Abstract

The BP King West oil well, located in 5400 feet of water in the Gulf of Mexico, is a 2.3 mile tie back to a 17 mile dual active heated King flowline. This heated flowline, receives throughput from two other BP King oil wells, and produces to the Marlin tension leg platform located in 3200 feet of water.

Recent reservoir studies predicted a higher water cut than originally anticipated during project sanctioning. Thus, a project was executed to evaluate if the existing hydrate management strategy, which relies on the crude's non-plugging tendencies (contains natural surfactants that act as anti agglomerant), is still adequate or any modifications in operating procedures or facilities were required.

Transient simulations were performed to evaluate if hydrates can be prevented by modifying the operating procedures prior to extended shutdowns and during cold restarts. Experimental work was conducted to confirm the non-plugging hydrate characteristics of King West crude and to determine maximum water cut above which the characteristic no longer holds.

Transient simulations showed that water flow back by gravity and gas injection could not displace all the water from the King West flowline; thus should not be used as preventive measures. The experimental work confirmed non-plugging hydrate characteristics up to 25% water cut. Since the recent subsurface simulations predict maximum water cut just slightly above 25%, King West hydrate management can still rely on the non-plugging hydrate characteristics of its crude.

Introduction

King and King West are 100% BP owned and operated oil fields located in the Gulf of Mexico (GoM). The fields consist of three subsea wells, i.e. King D5 and D6 wells and King West D3 well located in a water depth ranging between 5200 and 5400 ft. They are tied back by a 17 mile long, 8 by 12 inches dual active heating flowlines to the Marlin Tension Leg Platform (TLP) located in 3200 ft water depth (Figure 1). D5 and D6 wells are located on the West and East sides of the King flowline, respectively. D3 well is connected to D5 well through a 2.3 miles, 6 by 10 inches pipe-in-pipe flowline. A remotely operated subsea pigging valve located close to the D6 well is normally open. D5 and D6 wells are producing from the same reservoir while D3 well is producing from another reservoir. For reservoir management and water onset purposes, a subsea multiphase flow meter (MPFM) was installed in the jumper between D3 well and King West flowline.

Based on the experimental work performed in 2002, the King crude shows non-plugging hydrate characteristics with water cut (WC) up to 10%. Since at the project sanctioning the maximum WC was predicted to be less than 10%, King West hydrate management was designed based on this type of self inhibition characteristic. However, the recent reservoir studies have predicted the maximum WC close to 30%. Therefore, the existing hydrate management strategy needs to be re-visited.

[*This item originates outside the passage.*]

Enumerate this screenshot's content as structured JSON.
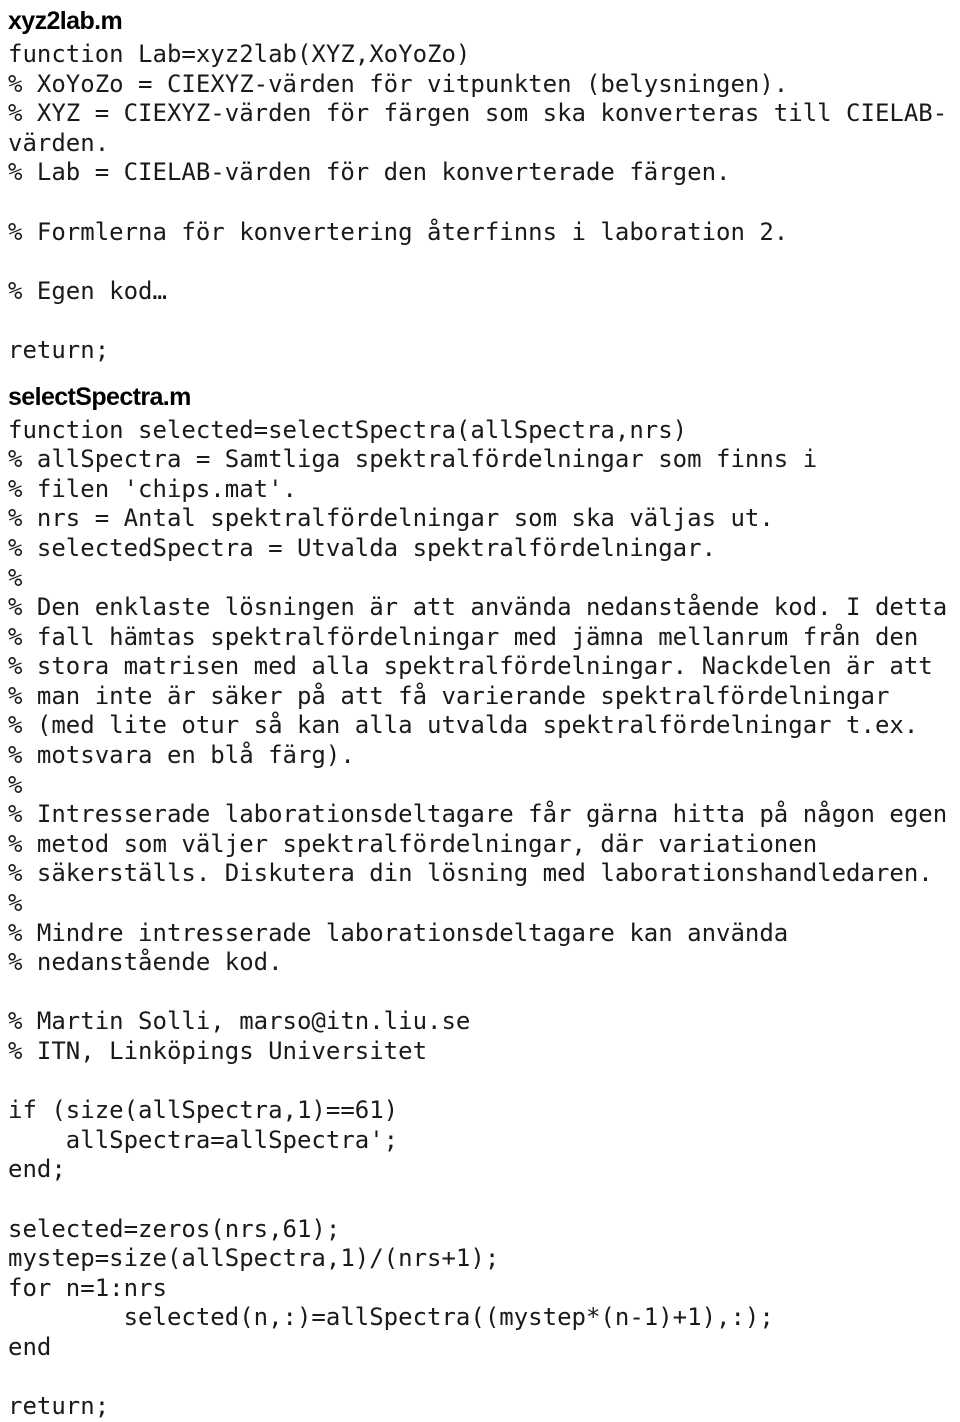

Different shutdown and restart procedures were simulated to evaluate if hydrate risks could still be managed through the existing subsea architecture and the topsides facilities. They included allowing the water to flow back to the wellbore by gravity, displacing water to wellbore by gas injection from the topsides, and starting King D5 well first to warm up King West flowline. Injecting low dosage hydrate inhibitors (LDHI) was also investigated based on the existing subsea infrastructure. The experimental work was repeated using King West crude and a more representative water salinity to confirm the maximum WC of this non-plugging hydrate characteristic.